2. A single EHR for a state, province or country never works. The VA, Kaiser, and Department of Defense are completely vertically integrated which means that payers and providers in all sites of care (inpatient, outpatient, emergency, urgent care, long-term care) are part of the same organization and management structure. A single EHR platform works in those circumstances. However, when a country has private payers, private providers or a mixture of a public payer with private providers, there is not a single command and control structure. There will be heterogeneity in requirements and care processes. A single EHR vendor cannot support all use cases. Similarly, having 50 different EHRs is unlikely to provide the data integration and care coordination needed by a regional group of health care organizations. The right answer is a parsimonious approach — the fewest number of EHRs and technology tools to meet the needs of the region — not one and not 50. In Eastern Massachusetts, we use about six.
Lots more here:
What I am interested in is what those with more technical experience than me believe can be saved from the $2Billion Program (not much I suspect) and what is needed to get us to where we need to be?

1 comment:

john scott said...

David, if we pick up John Halamka's points as a package and then turn to your question, I suggest: you are asking the wrong question.

Point 1: What is our collaboration strategy to enable effective workflow solutions, solutions that reflect preferred care delivery and embraces digital pathways?

Point 2: What is our Health Record Repository strategy? How do these pieces fit into the complex mosaic that is our healthcare system? One question would be: where does the 'openEHR' initiative fit in?

Point 3 Interoperability has to start with the clinicians and be resolved through our collaboration strategy in order for us to have proper specifications for the data and IT requirements. The communications between and among clinicians as well as with patients and carers has to share the same meaning at both ends of the conversation. This cannot be taken for granted.

Point 4: Healthcare is a Service Industry. A Return on Investment calculation requires a more sophisticated set of metrics; money is simply too narrow a base given that there is a potentially huge difference between Output and Outcome in terms of healthcare's impact on the financial situation of an organization and the fiscal situation of a country. Further, we need a more sophisticated conversation about the difference between 'services' and 'infrastructure'. You see some of this in the growing debate about so-called 'Platforms'. The identification, design and development of platforms requires a sophisticated collaboration mechanism--one that is able to think and act in 'network-centric' terms.
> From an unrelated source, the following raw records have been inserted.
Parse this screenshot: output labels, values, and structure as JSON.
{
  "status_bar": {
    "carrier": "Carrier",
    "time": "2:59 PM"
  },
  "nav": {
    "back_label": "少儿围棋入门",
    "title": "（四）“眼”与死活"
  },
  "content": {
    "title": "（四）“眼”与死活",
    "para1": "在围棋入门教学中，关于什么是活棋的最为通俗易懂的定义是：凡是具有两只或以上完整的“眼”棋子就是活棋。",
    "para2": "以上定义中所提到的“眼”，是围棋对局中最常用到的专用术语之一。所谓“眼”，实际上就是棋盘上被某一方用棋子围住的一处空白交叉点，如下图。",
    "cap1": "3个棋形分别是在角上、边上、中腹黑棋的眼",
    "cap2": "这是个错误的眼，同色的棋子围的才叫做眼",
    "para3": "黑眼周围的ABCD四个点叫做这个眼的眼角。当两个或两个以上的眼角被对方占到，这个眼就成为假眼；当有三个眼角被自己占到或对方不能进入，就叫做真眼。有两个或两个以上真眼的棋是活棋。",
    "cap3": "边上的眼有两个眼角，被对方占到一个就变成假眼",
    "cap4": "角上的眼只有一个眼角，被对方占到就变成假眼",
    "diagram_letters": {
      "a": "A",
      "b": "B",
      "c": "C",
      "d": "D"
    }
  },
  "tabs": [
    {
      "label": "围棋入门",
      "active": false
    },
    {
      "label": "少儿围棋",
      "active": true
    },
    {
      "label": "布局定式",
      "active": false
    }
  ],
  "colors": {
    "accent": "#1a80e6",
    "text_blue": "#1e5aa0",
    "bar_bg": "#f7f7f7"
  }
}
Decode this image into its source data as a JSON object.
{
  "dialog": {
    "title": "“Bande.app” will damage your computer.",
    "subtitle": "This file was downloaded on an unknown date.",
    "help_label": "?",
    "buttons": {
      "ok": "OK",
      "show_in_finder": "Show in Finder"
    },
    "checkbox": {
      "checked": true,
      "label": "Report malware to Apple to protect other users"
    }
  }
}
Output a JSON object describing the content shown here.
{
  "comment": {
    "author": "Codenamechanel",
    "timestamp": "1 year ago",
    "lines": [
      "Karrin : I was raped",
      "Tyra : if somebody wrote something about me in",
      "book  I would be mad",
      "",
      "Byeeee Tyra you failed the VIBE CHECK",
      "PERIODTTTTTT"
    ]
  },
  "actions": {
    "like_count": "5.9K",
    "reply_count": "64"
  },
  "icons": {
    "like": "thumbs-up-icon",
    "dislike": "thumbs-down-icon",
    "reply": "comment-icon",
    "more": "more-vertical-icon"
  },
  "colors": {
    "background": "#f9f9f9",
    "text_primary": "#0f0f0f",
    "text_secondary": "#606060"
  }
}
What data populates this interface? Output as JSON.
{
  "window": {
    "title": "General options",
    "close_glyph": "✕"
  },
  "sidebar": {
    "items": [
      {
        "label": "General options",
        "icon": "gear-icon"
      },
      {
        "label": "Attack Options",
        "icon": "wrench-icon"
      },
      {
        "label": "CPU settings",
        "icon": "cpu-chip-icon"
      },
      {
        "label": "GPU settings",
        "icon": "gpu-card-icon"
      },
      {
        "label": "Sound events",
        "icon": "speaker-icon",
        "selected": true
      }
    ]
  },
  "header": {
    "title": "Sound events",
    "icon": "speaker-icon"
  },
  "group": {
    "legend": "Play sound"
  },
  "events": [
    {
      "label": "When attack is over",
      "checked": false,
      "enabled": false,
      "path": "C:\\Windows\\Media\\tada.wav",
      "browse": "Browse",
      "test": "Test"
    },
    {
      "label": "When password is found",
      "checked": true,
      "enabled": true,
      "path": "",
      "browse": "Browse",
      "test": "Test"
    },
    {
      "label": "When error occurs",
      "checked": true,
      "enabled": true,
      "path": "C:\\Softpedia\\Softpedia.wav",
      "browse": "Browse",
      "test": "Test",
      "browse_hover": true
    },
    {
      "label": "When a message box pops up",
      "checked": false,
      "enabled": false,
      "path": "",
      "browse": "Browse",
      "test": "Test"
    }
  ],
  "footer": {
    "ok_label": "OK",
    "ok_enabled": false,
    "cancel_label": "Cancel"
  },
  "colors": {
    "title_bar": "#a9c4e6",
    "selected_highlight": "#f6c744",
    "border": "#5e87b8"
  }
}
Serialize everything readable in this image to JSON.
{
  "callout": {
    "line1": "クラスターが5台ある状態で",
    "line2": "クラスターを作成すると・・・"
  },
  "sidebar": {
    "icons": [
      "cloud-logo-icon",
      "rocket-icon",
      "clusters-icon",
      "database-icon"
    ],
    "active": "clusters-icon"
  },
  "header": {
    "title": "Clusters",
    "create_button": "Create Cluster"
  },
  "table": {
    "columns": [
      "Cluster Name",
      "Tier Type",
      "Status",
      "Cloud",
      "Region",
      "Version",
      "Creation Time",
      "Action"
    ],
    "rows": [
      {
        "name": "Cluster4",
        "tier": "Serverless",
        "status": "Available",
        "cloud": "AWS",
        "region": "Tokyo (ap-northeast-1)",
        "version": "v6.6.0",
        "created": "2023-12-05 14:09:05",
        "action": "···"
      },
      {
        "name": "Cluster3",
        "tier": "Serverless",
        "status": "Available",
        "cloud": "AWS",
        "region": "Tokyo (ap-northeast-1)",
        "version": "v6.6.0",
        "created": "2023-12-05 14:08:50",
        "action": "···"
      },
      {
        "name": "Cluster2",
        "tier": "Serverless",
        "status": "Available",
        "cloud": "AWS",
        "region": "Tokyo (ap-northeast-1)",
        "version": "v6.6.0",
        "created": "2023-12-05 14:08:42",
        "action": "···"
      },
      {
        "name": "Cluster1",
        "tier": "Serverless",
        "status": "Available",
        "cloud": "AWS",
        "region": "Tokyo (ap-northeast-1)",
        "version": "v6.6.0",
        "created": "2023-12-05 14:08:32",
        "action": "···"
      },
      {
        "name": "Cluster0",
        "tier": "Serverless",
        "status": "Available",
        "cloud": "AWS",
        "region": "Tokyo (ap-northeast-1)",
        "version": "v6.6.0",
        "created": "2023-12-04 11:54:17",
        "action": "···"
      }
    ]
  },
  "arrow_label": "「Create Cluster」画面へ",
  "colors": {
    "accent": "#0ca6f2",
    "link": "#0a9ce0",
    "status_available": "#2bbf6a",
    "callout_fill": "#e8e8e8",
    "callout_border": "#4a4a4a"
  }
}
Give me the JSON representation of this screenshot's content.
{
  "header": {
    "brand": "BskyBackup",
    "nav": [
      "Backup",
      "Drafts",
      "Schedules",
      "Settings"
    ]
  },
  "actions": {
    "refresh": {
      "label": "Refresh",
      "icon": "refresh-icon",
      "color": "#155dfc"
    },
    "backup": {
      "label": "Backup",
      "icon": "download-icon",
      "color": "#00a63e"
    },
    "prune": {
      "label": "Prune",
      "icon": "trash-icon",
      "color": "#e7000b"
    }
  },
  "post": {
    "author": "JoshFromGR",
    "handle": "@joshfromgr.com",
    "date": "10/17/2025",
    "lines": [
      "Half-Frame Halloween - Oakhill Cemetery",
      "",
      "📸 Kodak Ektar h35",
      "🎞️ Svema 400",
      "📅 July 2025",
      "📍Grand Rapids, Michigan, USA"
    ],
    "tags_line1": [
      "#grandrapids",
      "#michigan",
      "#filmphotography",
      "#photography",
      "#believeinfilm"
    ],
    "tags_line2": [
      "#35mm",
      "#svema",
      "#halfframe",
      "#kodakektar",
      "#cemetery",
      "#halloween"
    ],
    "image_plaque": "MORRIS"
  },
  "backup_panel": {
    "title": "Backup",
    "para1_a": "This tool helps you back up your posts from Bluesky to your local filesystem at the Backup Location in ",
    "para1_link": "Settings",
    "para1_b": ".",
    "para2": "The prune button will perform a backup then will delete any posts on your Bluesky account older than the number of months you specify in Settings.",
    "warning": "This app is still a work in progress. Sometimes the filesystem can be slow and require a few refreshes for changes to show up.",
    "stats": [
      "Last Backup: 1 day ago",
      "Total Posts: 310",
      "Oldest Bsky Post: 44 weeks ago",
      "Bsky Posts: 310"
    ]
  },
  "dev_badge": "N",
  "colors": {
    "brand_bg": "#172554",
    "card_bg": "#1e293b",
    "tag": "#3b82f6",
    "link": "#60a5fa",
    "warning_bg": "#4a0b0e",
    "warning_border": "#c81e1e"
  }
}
Point 5: This could be considered a strategic conversation where 'Both-And' thinking is involved. That is, we think in terms of our repository strategy and our platform strategy. A platform might be a platform for asking questions in the system where there has to be agreement that the question can be posed to those who have access to current and past knowledge. The NZ Parliament did something like this in the late 1980s when it wanted to get some sort of answer in respect of the health effects of unemployment. The worked closely with the College of GPs and the small number of software vendors to pose the question(s) electronically and with patient privacy concerns upheld.

If we are to obtain any value out of the ADHA 'opportunity' then we need to start with a framing that enables the right questions to be asked and high value contributions to be made.

The demands on our healthcare systems will only increase along with the costs. Taking a judicious step back and moving up a level or two to begin our conversation with the above points can make all the difference for all stakeholders. This is not a 'zero-sum' game.